Tuesday, January 23, 2007

Best Animated (Motion Capture) Feature

The nominations for the 79th annual Academy Awards were announced today. I actually got up early and watched the announcement live this morning. Last year I started doing a little contest with the staff at One Way Street to see who could pick the most winners for the Oscars. You can find the complete list of nominees here.

I was really glad a few years ago when they introduced the category of Best Animated Feature. The number of nominees in this category varies from year to year depending on the number of eligible films released. This year there are 3 nominees: "Cars", "Happy Feet", and "Monster House". If you ask me, there's no contest. "Cars" will win. I've actually seen all three of these films, that's pretty rare for me now days.

"Cars" was a great movie. I think the producers forgot they were making a movie aimed at kids toward the middle though. I think all the Route 66 nostalgia was cool, but they went a bit overboard with it and the kids in the audience got a bit antsy. Still a fantastic movie, though and a real advancement in computer animation.

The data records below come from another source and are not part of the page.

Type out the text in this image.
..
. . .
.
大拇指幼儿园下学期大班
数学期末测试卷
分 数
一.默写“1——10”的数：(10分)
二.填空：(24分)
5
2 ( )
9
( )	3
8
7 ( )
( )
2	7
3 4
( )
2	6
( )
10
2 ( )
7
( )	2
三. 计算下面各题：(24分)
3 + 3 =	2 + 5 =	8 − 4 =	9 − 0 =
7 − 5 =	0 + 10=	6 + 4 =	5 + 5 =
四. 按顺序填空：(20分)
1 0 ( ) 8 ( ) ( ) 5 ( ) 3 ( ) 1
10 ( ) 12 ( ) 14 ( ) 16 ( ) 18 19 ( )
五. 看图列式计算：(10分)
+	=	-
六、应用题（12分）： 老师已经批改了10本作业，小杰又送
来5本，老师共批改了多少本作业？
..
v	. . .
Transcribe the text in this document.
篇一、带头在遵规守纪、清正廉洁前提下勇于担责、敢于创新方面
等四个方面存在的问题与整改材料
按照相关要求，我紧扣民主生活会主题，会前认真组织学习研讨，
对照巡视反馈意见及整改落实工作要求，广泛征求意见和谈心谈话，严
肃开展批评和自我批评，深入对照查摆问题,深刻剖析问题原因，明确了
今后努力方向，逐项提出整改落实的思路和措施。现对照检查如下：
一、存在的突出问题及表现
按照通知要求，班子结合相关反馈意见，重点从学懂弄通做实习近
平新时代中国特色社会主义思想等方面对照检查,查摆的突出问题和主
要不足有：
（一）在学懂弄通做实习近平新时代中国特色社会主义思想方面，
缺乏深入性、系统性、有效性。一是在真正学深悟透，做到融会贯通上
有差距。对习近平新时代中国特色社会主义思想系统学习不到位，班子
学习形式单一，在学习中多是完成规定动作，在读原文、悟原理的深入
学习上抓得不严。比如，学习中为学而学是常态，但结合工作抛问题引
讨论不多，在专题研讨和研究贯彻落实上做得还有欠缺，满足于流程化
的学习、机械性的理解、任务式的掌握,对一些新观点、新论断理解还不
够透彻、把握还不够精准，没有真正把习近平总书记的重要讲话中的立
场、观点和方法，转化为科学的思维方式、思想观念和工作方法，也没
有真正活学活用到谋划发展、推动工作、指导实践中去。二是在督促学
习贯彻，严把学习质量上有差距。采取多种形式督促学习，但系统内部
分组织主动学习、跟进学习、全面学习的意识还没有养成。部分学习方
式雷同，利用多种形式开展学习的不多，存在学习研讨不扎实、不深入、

"Happy Feet" was a big disappointment to me. I found the animation really flat, the voices uninteresting, and the blunt force politics of the film to be just plain annoying.

I enjoyed "Monster House," for the most part. I didn't like the character design at all, but it was a good little horror story. Definitely not a kids movie, though they tried to market it that way. I watched this one before deciding whether or not to let my kids watch it. I think they'd find it too scary. But I have no problem with a good horror story. In fact, I think this film would've worked much better as a live action movie. Honestly I found the animation to be somewhat distracting in this case.

The big question here has to do with the fact that only one of these movies, "Cars," didn't utilize motion capture. "Monster House" was all motion capture. It was filmed with actors covered in white dots and then transferred to computer generated characters. "Happy Feet" hat quite a list of motion capture performers in the end credits, I assume for much of the penguin dancing sequences. So is this truly animation? Honestly, I'm not sure myself. It comes across to me as being like a new high-tech version of rotoscoping, which I have never been a fan of. Rotoscoping is essentially tracing animation over footage that was filmed. Ralph Bakshi is a director who used this quite a bit in films like the animated version of "The Lord of the Rings." I think it looks kind of creepy myself.

So is motion capture animation? Should it be eligible for the Oscar? I suppose, but I hope that we don't reach the day where all animated films are done with motion capture. At least the most creative and orignal of these films is the one that used no motion capture.